We feel it necessary to remind the respondents of the purpose of the Workers’ Compensation Act. The Act has always been, “remedial in nature and should be construed to accomplish its humanitarian purpose.” Schiano v. Bliss Exterminating, 16 Conn. Workers’ Comp. Rev. Op. 189, 3315 CRB-4-96-4 (May 16, 1997) (citing Dubois v. General Dynamics Corp., 222 Conn. 62, 67 (1992)). “A necessary element of this principle is the idea that relief under the Act will be provided as quickly and efficiently as possible. A claimant who is disabled from employment by a work-related injury is usually in need of prompt financial attention as well as medical attention, for the inability to earn wages has an immediate negative impact on the lives of most claimants.
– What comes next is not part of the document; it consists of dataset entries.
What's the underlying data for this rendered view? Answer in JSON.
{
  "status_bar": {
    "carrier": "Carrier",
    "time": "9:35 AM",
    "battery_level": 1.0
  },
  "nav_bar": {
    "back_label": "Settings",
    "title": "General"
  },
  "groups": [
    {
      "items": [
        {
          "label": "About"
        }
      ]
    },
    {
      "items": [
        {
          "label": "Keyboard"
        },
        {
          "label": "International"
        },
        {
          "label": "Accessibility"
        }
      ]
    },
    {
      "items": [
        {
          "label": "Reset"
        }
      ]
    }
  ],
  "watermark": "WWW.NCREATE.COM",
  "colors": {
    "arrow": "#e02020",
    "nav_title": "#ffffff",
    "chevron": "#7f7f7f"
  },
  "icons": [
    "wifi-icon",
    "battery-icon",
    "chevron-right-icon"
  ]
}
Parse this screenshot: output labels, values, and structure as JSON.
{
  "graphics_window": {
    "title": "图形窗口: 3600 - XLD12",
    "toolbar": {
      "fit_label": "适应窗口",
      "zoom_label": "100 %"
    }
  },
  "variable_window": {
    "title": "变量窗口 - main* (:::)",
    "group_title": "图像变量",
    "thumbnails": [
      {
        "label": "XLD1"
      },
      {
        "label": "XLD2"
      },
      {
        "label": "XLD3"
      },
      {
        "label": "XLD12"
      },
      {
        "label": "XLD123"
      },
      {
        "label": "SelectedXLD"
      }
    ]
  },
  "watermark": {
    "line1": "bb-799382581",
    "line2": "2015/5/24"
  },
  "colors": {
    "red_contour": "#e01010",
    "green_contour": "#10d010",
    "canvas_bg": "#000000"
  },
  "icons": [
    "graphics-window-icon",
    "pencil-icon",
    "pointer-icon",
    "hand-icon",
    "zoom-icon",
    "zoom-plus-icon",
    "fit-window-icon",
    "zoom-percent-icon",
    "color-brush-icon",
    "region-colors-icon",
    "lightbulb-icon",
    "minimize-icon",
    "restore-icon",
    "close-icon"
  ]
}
Yet, this concept often becomes lost in the partisan battles between employers, employees, insurers, medical providers, and their numerous attorneys.” Schiano, supra.

In the instant case, the respondents should have agreed to authorize the surgery with an agreement to share the cost and to adjust the apportionment of the cost after the surgery. Undeniably, the respondents were aware that the claimant was in need of surgery for his ankle due to his compensable injuries, and that one or all of them would eventually be held liable for the cost of the surgery. It was therefore unconscionable for the respondents to cause the cancellation of the claimant’s scheduled surgery. While the two employers quibbled over how to apportion the cost of the surgery, knowing full well that both would have to pay a portion of the cost, the claimant was effectively denied reasonable and necessary treatment. Indeed, we conclude that the respondent appellants’ appeal to this Board has only served to delay this matter, and thus we conclude that the claimant is entitled to attorney’s fees pursuant to §31-301(e) and Practice Book §4184B(4), (5), (8).1

The commissioner’s decision is hereby remanded for further proceedings consistent with this opinion. Specifically, on remand the trial commissioner should consider the imposition of a fine pursuant to § 31-288(b), and an award of interest under § 31-300. The trial commissioner should also award attorney’s fees incurred by the claimant due to the respondents’ present appeal. Additionally, the respondents are required by § 31-301c(b) to pay interest on any portion of the award that remained unpaid during the pendency of this appeal.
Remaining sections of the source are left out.